Boxing could have taken this featherweight to the 1958 Commonwealth Games until he broke his thumb. But he kept winning – 44 straight – and could have turned pro.

'When I told [wife-to-be] Helen about the offer, she flew off the hook, saying there would be no wedding because she couldn't bear the sport.” He had one last fight, got beaten in a split decision and gave it away. 'It was another early reminder to take the good with the bad.”

And this was the Helen with whom he would have '58 years of perfect marriage”.

Even after 'a honeymoon from hell”.

'Helen had been quite firm there would be no hanky-panky before marriage, and there was certainly none on our wedding night.” Consummation would have to wait because Vic had ordered chicken soup at their Wairoa honeymoon destination and was 'up spewing all night”.

Not a quitter

There is a lot of light and shade in what Graeme calls this 'story of ordinary man who showed extraordinary strength to meet life's cruel twists and turns head-on with courage and dignity”.

Vic, the cyclist and runner, the man who never feels the need to taste alcohol.
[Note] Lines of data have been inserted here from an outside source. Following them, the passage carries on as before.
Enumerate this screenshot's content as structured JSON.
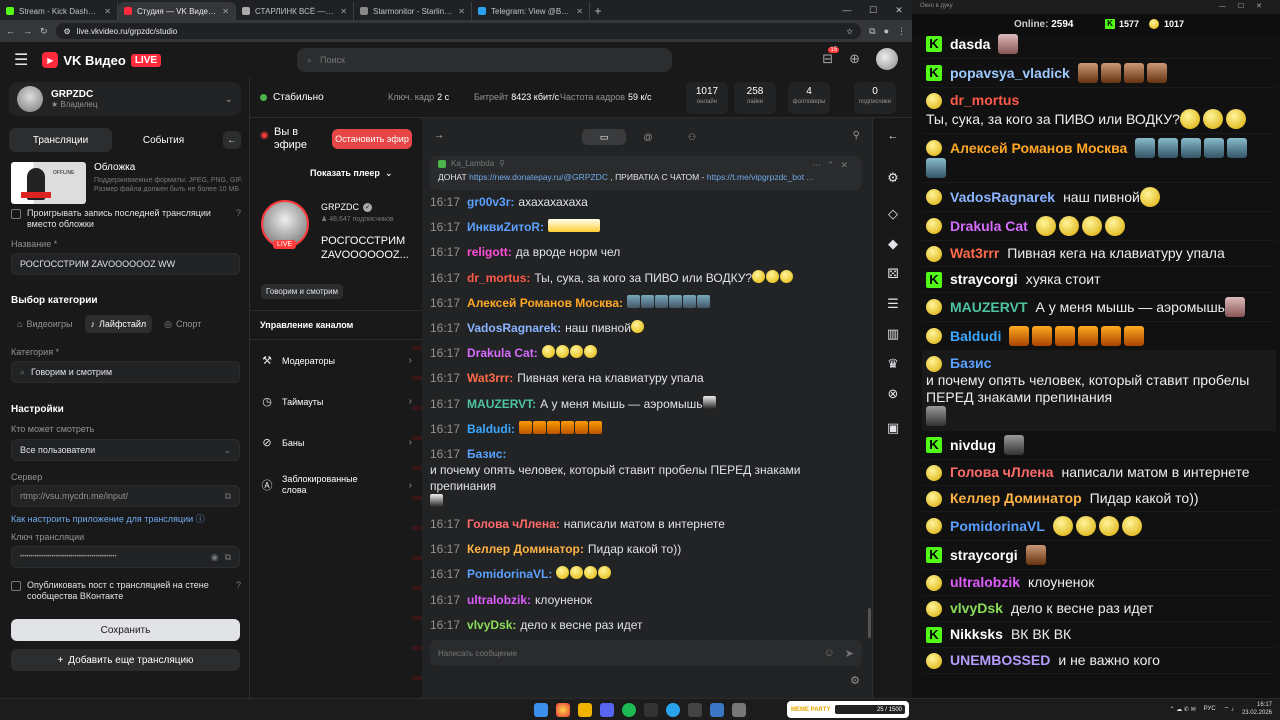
{
  "browser": {
    "tabs": [
      {
        "label": "Stream - Kick Dashboard",
        "color": "#53fc18",
        "active": false
      },
      {
        "label": "Студия — VK Видео Live",
        "color": "#ff2b3c",
        "active": true
      },
      {
        "label": "СТАРЛИНК ВСЁ — мы проигр",
        "color": "#aaaaaa",
        "active": false
      },
      {
        "label": "Starmonitor - Starlink Tracker",
        "color": "#888888",
        "active": false
      },
      {
        "label": "Telegram: View @BotovcdX",
        "color": "#2aa3ef",
        "active": false
      }
    ],
    "url": "live.vkvideo.ru/grpzdc/studio"
  },
  "header": {
    "logo_text": "VK Видео",
    "logo_badge": "LIVE",
    "search_placeholder": "Поиск",
    "notif_badge": "15"
  },
  "left": {
    "channel_name": "GRPZDC",
    "channel_role": "Владелец",
    "tab_streams": "Трансляции",
    "tab_events": "События",
    "cover_title": "Обложка",
    "cover_desc": "Поддерживаемые форматы: JPEG, PNG, GIF. Размер файла должен быть не более 10 МБ",
    "cover_thumb_text": "OFFLINE",
    "play_last_label": "Проигрывать запись последней трансляции вместо обложки",
    "name_label": "Название *",
    "name_value": "РОСГОССТРИМ ZAVOOOOOOZ WW",
    "category_section": "Выбор категории",
    "cat_games": "Видеоигры",
    "cat_life": "Лайфстайл",
    "cat_sport": "Спорт",
    "category_label": "Категория *",
    "category_value": "Говорим и смотрим",
    "settings_section": "Настройки",
    "who_label": "Кто может смотреть",
    "who_value": "Все пользователи",
    "server_label": "Сервер",
    "server_value": "rtmp://vsu.mycdn.me/input/",
    "howto_link": "Как настроить приложение для трансляции",
    "key_label": "Ключ трансляции",
    "key_value": "••••••••••••••••••••••••••••••••••••••••••••••",
    "publish_label": "Опубликовать пост с трансляцией на стене сообщества ВКонтакте",
    "save_button": "Сохранить",
    "add_button": "Добавить еще трансляцию"
  },
  "stats": {
    "status": "Стабильно",
    "keyframe_label": "Ключ. кадр",
    "keyframe_value": "2 с",
    "bitrate_label": "Битрейт",
    "bitrate_value": "8423 кбит/с",
    "fps_label": "Частота кадров",
    "fps_value": "59 к/с",
    "counters": [
      {
        "n": "1017",
        "l": "онлайн"
      },
      {
        "n": "258",
        "l": "лайки"
      },
      {
        "n": "4",
        "l": "фолловеры"
      },
      {
        "n": "0",
        "l": "подписчики"
      }
    ]
  },
  "mid": {
    "on_air": "Вы в эфире",
    "stop_button": "Остановить эфир",
    "show_player": "Показать плеер",
    "live_badge": "LIVE",
    "channel": "GRPZDC",
    "subscribers": "48,647 подписчиков",
    "stream_title": "РОСГОССТРИМ ZAVOOOOOOZ...",
    "tag": "Говорим и смотрим",
    "mgmt_title": "Управление каналом",
    "mgmt_items": [
      "Модераторы",
      "Таймауты",
      "Баны",
      "Заблокированные слова"
    ]
  },
  "chat": {
    "pinned_author": "Ka_Lambda",
    "pinned_prefix": "ДОНАТ",
    "pinned_link1": "https://new.donatepay.ru/@GRPZDC",
    "pinned_mid": ", ПРИВАТКА С ЧАТОМ -",
    "pinned_link2": "https://t.me/vipgrpzdc_bot ...",
    "input_placeholder": "Написать сообщение",
    "messages": [
      {
        "time": "16:17",
        "user": "gr00v3r:",
        "color": "#5aa0ff",
        "text": "ахахахахаха",
        "emotes": ""
      },
      {
        "time": "16:17",
        "user": "ИнквиZитоR:",
        "color": "#5aa0ff",
        "text": "",
        "emotes": "box"
      },
      {
        "time": "16:17",
        "user": "religott:",
        "color": "#ff4fd8",
        "text": "да вроде норм чел",
        "emotes": ""
      },
      {
        "time": "16:17",
        "user": "dr_mortus:",
        "color": "#ff5a4a",
        "text": "Ты, сука, за кого за ПИВО или ВОДКУ?",
        "emotes": "ppp"
      },
      {
        "time": "16:17",
        "user": "Алексей Романов Москва:",
        "color": "#ffa726",
        "text": "",
        "emotes": "ssssss"
      },
      {
        "time": "16:17",
        "user": "VadosRagnarek:",
        "color": "#8ab4ff",
        "text": "наш пивной",
        "emotes": "p"
      },
      {
        "time": "16:17",
        "user": "Drakula Cat:",
        "color": "#d56cff",
        "text": "",
        "emotes": "pppp"
      },
      {
        "time": "16:17",
        "user": "Wat3rrr:",
        "color": "#ff6b4a",
        "text": "Пивная кега на клавиатуру упала",
        "emotes": ""
      },
      {
        "time": "16:17",
        "user": "MAUZERVT:",
        "color": "#4fc3a1",
        "text": "А у меня мышь — аэромышь",
        "emotes": "b"
      },
      {
        "time": "16:17",
        "user": "Baldudi:",
        "color": "#3aa7ff",
        "text": "",
        "emotes": "tttttt"
      },
      {
        "time": "16:17",
        "user": "Базис:",
        "color": "#5aa0ff",
        "text": "и почему опять человек, который ставит пробелы ПЕРЕД знаками препинания",
        "emotes": "b"
      },
      {
        "time": "16:17",
        "user": "Голова чЛлена:",
        "color": "#ff6b6b",
        "text": "написали матом в интернете",
        "emotes": ""
      },
      {
        "time": "16:17",
        "user": "Келлер Доминатор:",
        "color": "#ffb347",
        "text": "Пидар какой то))",
        "emotes": ""
      },
      {
        "time": "16:17",
        "user": "PomidorinaVL:",
        "color": "#5aa0ff",
        "text": "",
        "emotes": "pppp"
      },
      {
        "time": "16:17",
        "user": "ultralobzik:",
        "color": "#e05cff",
        "text": "клоуненок",
        "emotes": ""
      },
      {
        "time": "16:17",
        "user": "vlvyDsk:",
        "color": "#8bdc5a",
        "text": "дело к весне раз идет",
        "emotes": ""
      },
      {
        "time": "16:17",
        "user": "UNEMBOSSED:",
        "color": "#b69cff",
        "text": "и не важно кого",
        "emotes": ""
      }
    ]
  },
  "overlay": {
    "title": "Окно в дуку",
    "online_label": "Online:",
    "online_value": "2594",
    "kick_count": "1577",
    "vk_count": "1017",
    "messages": [
      {
        "badge": "k",
        "user": "dasda",
        "color": "#ffffff",
        "text": "",
        "emotes": "f"
      },
      {
        "badge": "k",
        "user": "popavsya_vladick",
        "color": "#9ecbff",
        "text": "",
        "emotes": "mmmm"
      },
      {
        "badge": "p",
        "user": "dr_mortus",
        "color": "#ff5a4a",
        "text": "Ты, сука, за кого за ПИВО или ВОДКУ?",
        "emotes": "ppp"
      },
      {
        "badge": "p",
        "user": "Алексей Романов Москва",
        "color": "#ffa726",
        "text": "",
        "emotes": "ssssss"
      },
      {
        "badge": "p",
        "user": "VadosRagnarek",
        "color": "#8ab4ff",
        "text": "наш пивной",
        "emotes": "p"
      },
      {
        "badge": "p",
        "user": "Drakula Cat",
        "color": "#d56cff",
        "text": "",
        "emotes": "pppp"
      },
      {
        "badge": "p",
        "user": "Wat3rrr",
        "color": "#ff6b4a",
        "text": "Пивная кега на клавиатуру упала",
        "emotes": ""
      },
      {
        "badge": "k",
        "user": "straycorgi",
        "color": "#ffffff",
        "text": "хуяка стоит",
        "emotes": ""
      },
      {
        "badge": "p",
        "user": "MAUZERVT",
        "color": "#4fc3a1",
        "text": "А у меня мышь — аэромышь",
        "emotes": "f"
      },
      {
        "badge": "p",
        "user": "Baldudi",
        "color": "#3aa7ff",
        "text": "",
        "emotes": "tttttt"
      },
      {
        "badge": "p",
        "user": "Базис",
        "color": "#5aa0ff",
        "text": "и почему опять человек, который ставит пробелы ПЕРЕД знаками препинания",
        "emotes": "g"
      },
      {
        "badge": "k",
        "user": "nivdug",
        "color": "#ffffff",
        "text": "",
        "emotes": "g"
      },
      {
        "badge": "p",
        "user": "Голова чЛлена",
        "color": "#ff6b6b",
        "text": "написали матом в интернете",
        "emotes": ""
      },
      {
        "badge": "p",
        "user": "Келлер Доминатор",
        "color": "#ffb347",
        "text": "Пидар какой то))",
        "emotes": ""
      },
      {
        "badge": "p",
        "user": "PomidorinaVL",
        "color": "#5aa0ff",
        "text": "",
        "emotes": "pppp"
      },
      {
        "badge": "k",
        "user": "straycorgi",
        "color": "#ffffff",
        "text": "",
        "emotes": "k"
      },
      {
        "badge": "p",
        "user": "ultralobzik",
        "color": "#e05cff",
        "text": "клоуненок",
        "emotes": ""
      },
      {
        "badge": "p",
        "user": "vlvyDsk",
        "color": "#8bdc5a",
        "text": "дело к весне раз идет",
        "emotes": ""
      },
      {
        "badge": "k",
        "user": "Nikksks",
        "color": "#ffffff",
        "text": "ВК ВК ВК",
        "emotes": ""
      },
      {
        "badge": "p",
        "user": "UNEMBOSSED",
        "color": "#b69cff",
        "text": "и не важно кого",
        "emotes": ""
      }
    ]
  },
  "taskbar": {
    "widget_name": "MEME PARTY",
    "widget_progress": "25 / 1500",
    "lang": "РУС",
    "time": "16:17",
    "date": "23.02.2026"
  }
}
Not a quitter. Life had set him up to cope.

As he says in the book '…we have a responsibility to life itself, to our own lives. To live them fully whatever tragedy may befall us. Otherwise we are wasting that precious gift of life itself”.

‘Victory: The Vic Furlan Story' will be officially launched at a function in Pāpāmoa tomorrow. It is available on Amazon as a paperback or e-book.